A lot of useful applications of machine learning use deep learning as the backbone technology. Deep learning is the key reason behind the second wave of AI we see these days.
A deep learning engineer solving various problems might be using various deep learning libraries on a day to day basis. Tensorflow and Keras are the two popular deep learning libraries which are Python based.
Apart from building various types of neural networks, they also provide functions that eases the training and tracking of the deep learning models.
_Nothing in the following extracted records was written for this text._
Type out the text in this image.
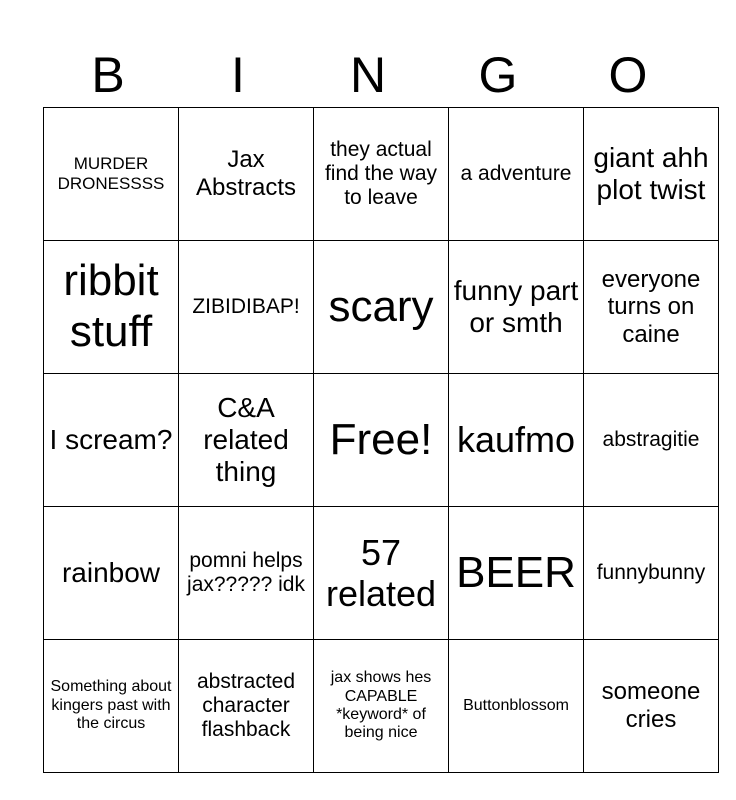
B	I	N	G	O
MURDER DRONESSSS	Jax Abstracts	they actual find the way to leave	a adventure	giant ahh plot twist
ribbit stuff	ZIBIDIBAP!	scary	funny part or smth	everyone turns on caine
I scream?	C&A related thing	Free!	kaufmo	abstragitie
rainbow	pomni helps jax????? idk	57 related	BEER	funnybunny
Something about kingers past with the circus	abstracted character flashback	jax shows hes CAPABLE *keyword* of being nice	Buttonblossom	someone cries
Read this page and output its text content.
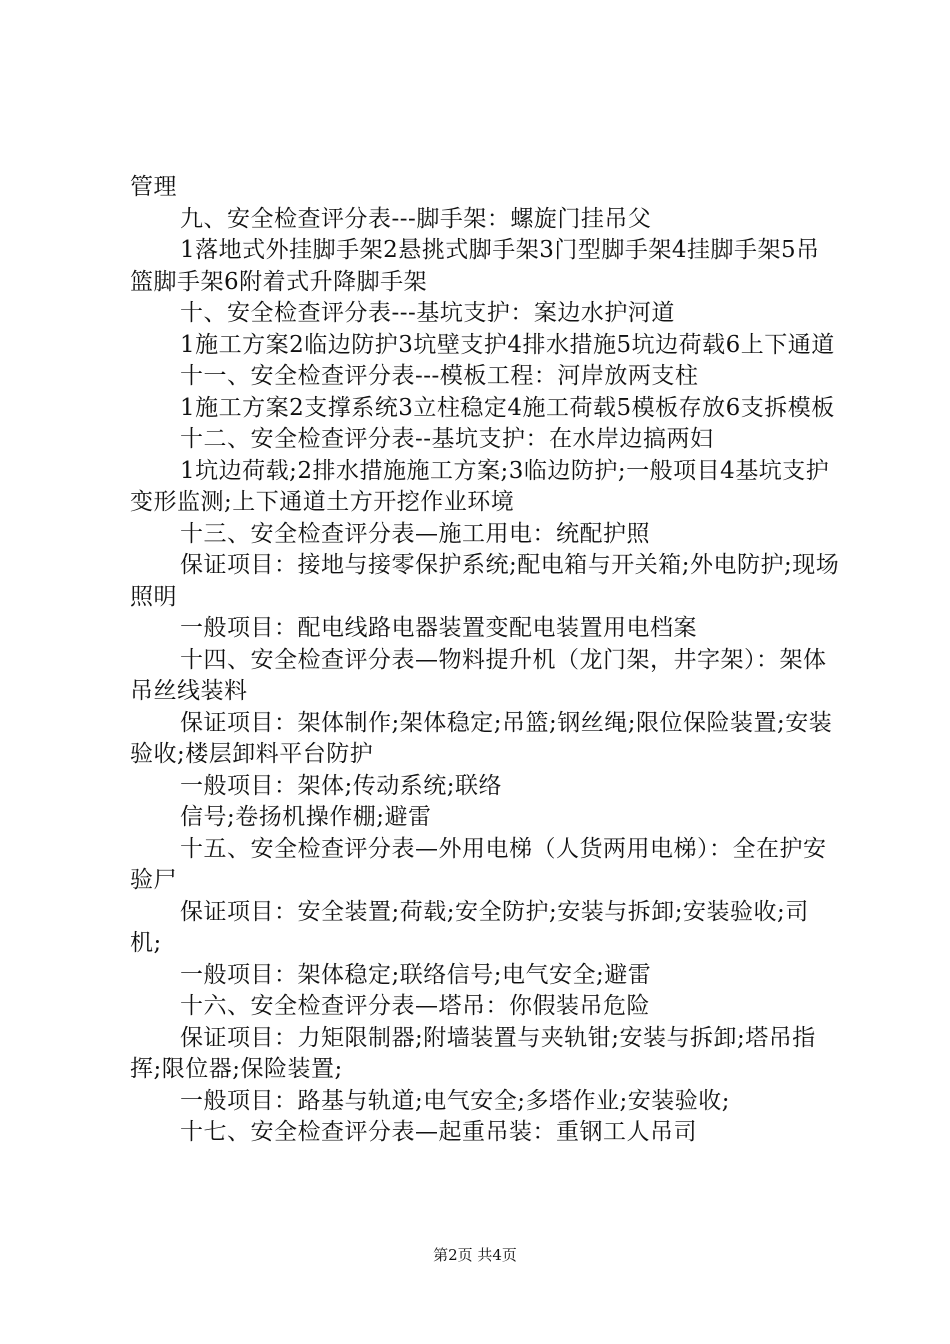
管理

九、安全检查评分表---脚手架：螺旋门挂吊父

1落地式外挂脚手架2悬挑式脚手架3门型脚手架4挂脚手架5吊篮脚手架6附着式升降脚手架

十、安全检查评分表---基坑支护：案边水护河道

1施工方案2临边防护3坑壁支护4排水措施5坑边荷载6上下通道

十一、安全检查评分表---模板工程：河岸放两支柱

1施工方案2支撑系统3立柱稳定4施工荷载5模板存放6支拆模板

十二、安全检查评分表--基坑支护：在水岸边搞两妇

1坑边荷载;2排水措施施工方案;3临边防护;一般项目4基坑支护变形监测;上下通道土方开挖作业环境

十三、安全检查评分表—施工用电：统配护照

保证项目：接地与接零保护系统;配电箱与开关箱;外电防护;现场照明

一般项目：配电线路电器装置变配电装置用电档案

十四、安全检查评分表—物料提升机（龙门架，井字架）：架体吊丝线装料

保证项目：架体制作;架体稳定;吊篮;钢丝绳;限位保险装置;安装验收;楼层卸料平台防护

一般项目：架体;传动系统;联络

信号;卷扬机操作棚;避雷

十五、安全检查评分表—外用电梯（人货两用电梯）：全在护安验尸

保证项目：安全装置;荷载;安全防护;安装与拆卸;安装验收;司机;

一般项目：架体稳定;联络信号;电气安全;避雷

十六、安全检查评分表—塔吊：你假装吊危险

保证项目：力矩限制器;附墙装置与夹轨钳;安装与拆卸;塔吊指挥;限位器;保险装置;

一般项目：路基与轨道;电气安全;多塔作业;安装验收;

十七、安全检查评分表—起重吊装：重钢工人吊司

第2页 共4页
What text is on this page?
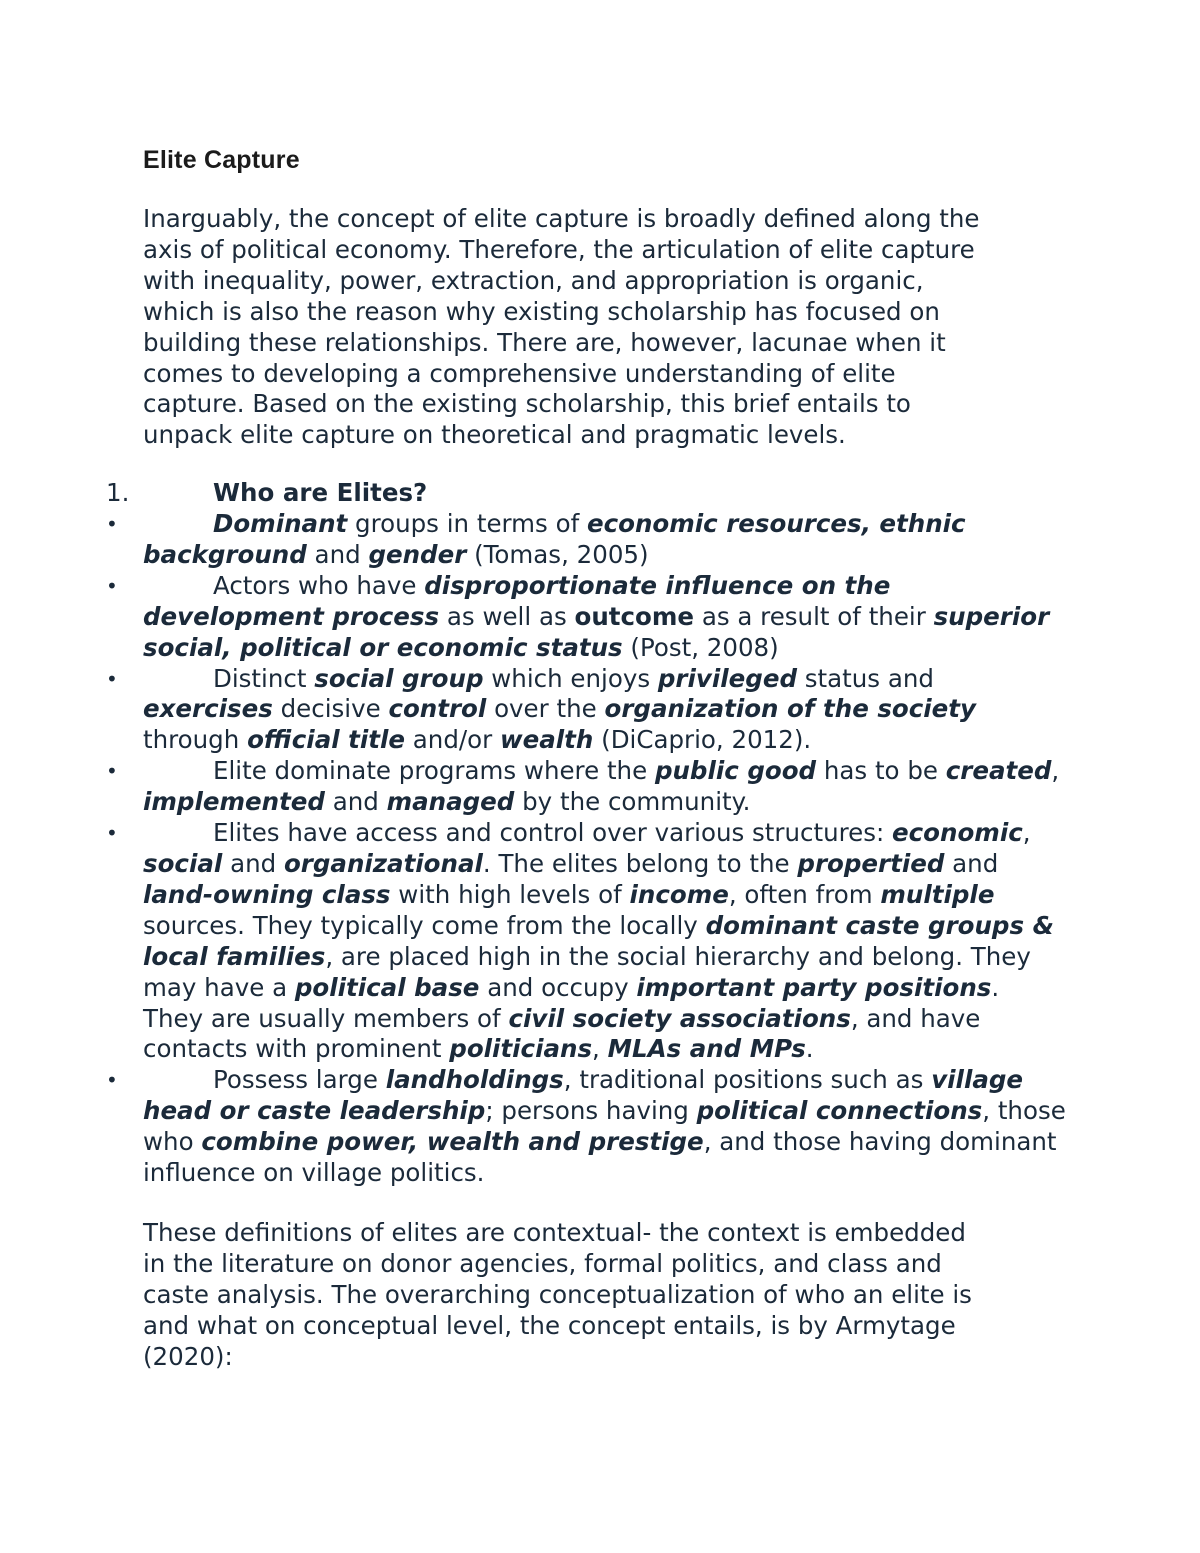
Elite Capture
Inarguably, the concept of elite capture is broadly defined along the
axis of political economy. Therefore, the articulation of elite capture
with inequality, power, extraction, and appropriation is organic,
which is also the reason why existing scholarship has focused on
building these relationships. There are, however, lacunae when it
comes to developing a comprehensive understanding of elite
capture. Based on the existing scholarship, this brief entails to
unpack elite capture on theoretical and pragmatic levels.
1.	Who are Elites?
•	Dominant groups in terms of economic resources, ethnic background and gender (Tomas, 2005)
•	Actors who have disproportionate influence on the development process as well as outcome as a result of their superior social, political or economic status (Post, 2008)
•	Distinct social group which enjoys privileged status and exercises decisive control over the organization of the society through official title and/or wealth (DiCaprio, 2012).
•	Elite dominate programs where the public good has to be created, implemented and managed by the community.
•	Elites have access and control over various structures: economic, social and organizational. The elites belong to the propertied and land-owning class with high levels of income, often from multiple sources. They typically come from the locally dominant caste groups & local families, are placed high in the social hierarchy and belong. They may have a political base and occupy important party positions. They are usually members of civil society associations, and have contacts with prominent politicians, MLAs and MPs.
•	Possess large landholdings, traditional positions such as village head or caste leadership; persons having political connections, those who combine power, wealth and prestige, and those having dominant influence on village politics.
These definitions of elites are contextual- the context is embedded
in the literature on donor agencies, formal politics, and class and
caste analysis. The overarching conceptualization of who an elite is
and what on conceptual level, the concept entails, is by Armytage
(2020):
Here in this article, I will be listing out some of these functionalities which are used very frequently and comes handy for any deep learning engineer.
Model Checkpoint
During the training stage, a model’s weights are updated at every iteration. After every epoch the models performance using some metrics such as accuracy or f1-score is reported on test data. A natural requirement here is to save the best performing model weights so far for later use. This is because unlike classical methods, deep learning method does not guarentee to imporve model performance from iteration $k$ to $k+1$.
Model checkpoint is a simple callback function in Keras that we can import.
from keras.callbacks import ModelCheckpoint
As a next step, an object of the same need to be created and passed as an argument to the “model.fit” function. the following code snippet shows that.
model_checkpoint = ModelCheckpoint(
filepath="best_model.hdf5",
verbose=1,
save_best_only=True,
mode="max",
monitor="val_accuracy",
)
Here the first parameter specifies the path to the file name where the best model weights are to be saved. This can be later loaded easily. The monitor argument mentions which metric is to be monitored inorder to save the model weight. There is other common options to turn on or off the verbose so that the function does its functionality silently of with messages. The save best only parament also ensures that only one set of weights which are corresponding to best performing on test data are saved.
In the final step, this callback object is passed with any other callback object, if any, as a list during the model training function as shown below.
history = model.fit(
x=X_train,
y=y_train,
batch_size=BATCH_SIZE,
epochs=EPOCHS,
validation_data=(X_test, y_test),
callbacks=[model_checkpoint],
)
TensorBoard Callback
The next cool callback is Tensorboard. It allows us to track loss and other performance metrics across multiple models. It also helps to visualize model weights its histogram etc. The graphs produced by Tensorboard are interactive. We can hover over the curves and get the datapoint values displayed.
The following image shows what one typical TensorBoard window will look like.
As you can see here the plots of three different models on the same data are shown as an interactive graph in TensorBoard.
The code for Tensorboard as follows.
from tensorflow.keras.callbacks import TensorBoard
tensor_board_obj = TensorBoard(
log_dir="./logs/fits/model_1", histogram_freq=1, write_graph=True)
history = model.fit(
x=X_train,
y=y_train,
batch_size=BATCH_SIZE,
epochs=EPOCHS,
validation_data=(X_test, y_test),
callbacks=[tensor_board_obj])
The code used is similar to the previous case. We need to import the TensorBoard function, make an object of that and pass it as a list along with other callbacks, if any.
Early Stopper Callback
The last callback in our list is a custom one which lets you stop the model training once you achieve a desired level of performance threshold.
To do this we will have to write a child class of the parent “Callback” class. We will be setting the model training flag to false once the target performance is achieved.
Here I have taken validation accuracy as the performance metric for early stopping. The code snippets including the child class is shown below.
from tensorflow.keras.callbacks import Callback
class early_stopper(Callback):
def __init__(self, target):
super().__init__()
self.target = target
def on_epoch_end(self, epoch, logs={}):
validation_acc = logs["val_accuracy"]
if validation_acc > self.target:
self.model.stop_training = True
stop_early_callback = early_stopper(0.95)
history = model.fit(
x=X_train,
y=y_train,
batch_size=BATCH_SIZE,
epochs=EPOCHS,
validation_data=(X_test, y_test),
callbacks=[stop_early_callback])
The usecase flow is the same as importing the parent class, creating a child class object, and passing it as an element of a list while model fitting.
These are the most frequent and useful callbacks (among many other callbacks provided by Keras) important to any deep learning project. I thought of putting the basic template code for the same might be useful for deep learning practisioners. If you know any other useful callbacks in Keras which come handy, let me know in the comments.